Тщательно осмотрев первый этаж, Блейк снова проложил себе путь сквозь заносы пыли призрачного нефа к притвору, где еще раньше заметил дверцу и лестницу, по всей видимости уводящие наверх, в почерневшую башню и на колокольню — столь давно знакомые ему на расстоянии. На подъеме он чуть не задохнулся: пыль лежала повсюду густым слоем, а пауки в этом ограниченном пространстве расстарались на славу. Спиральная лестница с высокими, узкими деревянными ступеньками уводила все выше; Блейк миновал несколько замутненных окон, что с головокружительной высоты глядели на город. Хотя снизу никаких веревок видно не было, он рассчитывал обнаружить колокол или целый набор колоколов в заветной башне, узкие стрельчатые, забранные жалюзи оконца которой он так часто изучал в бинокль. Здесь его ждало разочарование: поднявшись наверх, Блейк убедился, что никаких колоколов там нет и помещение со всей очевидностью использовалось для совершенно других целей.

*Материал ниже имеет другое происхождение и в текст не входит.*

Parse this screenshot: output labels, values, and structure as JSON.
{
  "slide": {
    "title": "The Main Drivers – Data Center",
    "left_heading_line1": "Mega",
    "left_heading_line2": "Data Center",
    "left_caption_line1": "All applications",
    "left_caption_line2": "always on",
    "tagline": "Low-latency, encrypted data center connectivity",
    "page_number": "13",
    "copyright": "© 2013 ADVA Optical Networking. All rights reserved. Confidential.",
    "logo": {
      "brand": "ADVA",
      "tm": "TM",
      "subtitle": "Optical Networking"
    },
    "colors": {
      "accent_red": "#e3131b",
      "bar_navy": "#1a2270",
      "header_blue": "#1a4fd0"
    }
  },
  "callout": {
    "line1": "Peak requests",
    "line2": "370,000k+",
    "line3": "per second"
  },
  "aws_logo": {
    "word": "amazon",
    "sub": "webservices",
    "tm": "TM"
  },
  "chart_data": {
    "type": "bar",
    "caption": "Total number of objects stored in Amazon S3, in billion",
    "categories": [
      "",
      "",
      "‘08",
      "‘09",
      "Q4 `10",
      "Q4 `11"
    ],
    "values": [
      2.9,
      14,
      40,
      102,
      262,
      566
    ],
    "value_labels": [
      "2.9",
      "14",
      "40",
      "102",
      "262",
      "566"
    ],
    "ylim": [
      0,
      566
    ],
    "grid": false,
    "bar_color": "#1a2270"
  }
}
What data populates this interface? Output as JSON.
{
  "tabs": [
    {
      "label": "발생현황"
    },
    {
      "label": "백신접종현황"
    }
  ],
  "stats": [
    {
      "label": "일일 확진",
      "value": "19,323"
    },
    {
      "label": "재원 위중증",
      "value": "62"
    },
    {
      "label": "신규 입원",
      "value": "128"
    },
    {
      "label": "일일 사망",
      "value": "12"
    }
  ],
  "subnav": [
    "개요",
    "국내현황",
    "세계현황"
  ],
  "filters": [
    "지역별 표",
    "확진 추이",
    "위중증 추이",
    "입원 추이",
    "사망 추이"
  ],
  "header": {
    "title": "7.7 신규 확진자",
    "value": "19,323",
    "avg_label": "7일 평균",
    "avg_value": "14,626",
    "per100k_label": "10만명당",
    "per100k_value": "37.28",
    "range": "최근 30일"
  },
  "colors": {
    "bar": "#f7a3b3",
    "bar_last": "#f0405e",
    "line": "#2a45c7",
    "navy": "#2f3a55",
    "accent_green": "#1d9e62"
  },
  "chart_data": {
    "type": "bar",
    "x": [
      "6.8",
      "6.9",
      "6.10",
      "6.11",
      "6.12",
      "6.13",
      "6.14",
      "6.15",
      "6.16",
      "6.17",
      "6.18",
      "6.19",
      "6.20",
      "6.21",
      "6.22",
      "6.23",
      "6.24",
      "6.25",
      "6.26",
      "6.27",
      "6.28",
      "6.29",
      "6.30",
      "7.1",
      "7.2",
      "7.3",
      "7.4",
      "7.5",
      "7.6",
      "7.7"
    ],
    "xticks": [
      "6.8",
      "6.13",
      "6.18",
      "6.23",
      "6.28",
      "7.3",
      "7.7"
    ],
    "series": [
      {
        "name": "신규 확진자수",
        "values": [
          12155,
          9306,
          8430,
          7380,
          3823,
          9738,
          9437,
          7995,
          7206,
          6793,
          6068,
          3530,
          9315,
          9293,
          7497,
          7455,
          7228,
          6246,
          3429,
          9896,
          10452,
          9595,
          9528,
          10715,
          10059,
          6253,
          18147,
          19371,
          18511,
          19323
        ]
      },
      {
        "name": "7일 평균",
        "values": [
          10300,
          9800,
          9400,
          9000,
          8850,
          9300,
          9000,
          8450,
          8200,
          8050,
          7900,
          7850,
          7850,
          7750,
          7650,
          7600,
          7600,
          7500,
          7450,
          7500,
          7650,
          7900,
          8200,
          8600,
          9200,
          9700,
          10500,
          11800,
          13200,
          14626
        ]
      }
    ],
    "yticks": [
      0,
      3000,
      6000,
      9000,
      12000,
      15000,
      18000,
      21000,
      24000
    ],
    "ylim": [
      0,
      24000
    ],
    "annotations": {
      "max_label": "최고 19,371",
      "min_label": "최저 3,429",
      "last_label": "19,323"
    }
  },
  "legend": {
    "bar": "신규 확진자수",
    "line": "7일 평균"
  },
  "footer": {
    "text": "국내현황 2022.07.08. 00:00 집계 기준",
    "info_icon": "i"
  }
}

Комната, примерно пятнадцати футов площадью, была слабо освещена благодаря четырем стрельчатым окнам, по одному на каждую стену, застекленным внутри обветшавших жалюзи. В придачу окна были оснащены плотными, непрозрачными зелеными ширмами, но последние по большей части прогнили. В центре покрытого пылью пола под странным углом возвышался каменный постамент — примерно четырех футов в высоту и в среднем двух в диаметре, с каждой стороны испещренный странными, грубо вырезанными, совершенно нераспознаваемыми иероглифами. На этом постаменте покоился металлический ларчик характерно асимметричной формы; крышка на петлях была откинута, а внутри лежало нечто, что под десятилетним слоем пыли смахивало на предмет яйцевидной или неправильной сферической формы дюймов четырех в длину. Вокруг постамента неровным кольцом выстроились семь неплохо сохранившихся готических стульев с высокими спинками. А позади них, вдоль обшитых темными панелями стен, стояли семь исполинских потрескавшихся статуй из покрашенного в черный цвет гипса: больше всего они напоминали таинственные каменные мегалиты загадочного острова Пасхи. В одном углу затянутого паутиной помещения в стену была вделана лестница-стремянка, подводящая к закрытому люку — то был ход на колокольню без дверей и без окон.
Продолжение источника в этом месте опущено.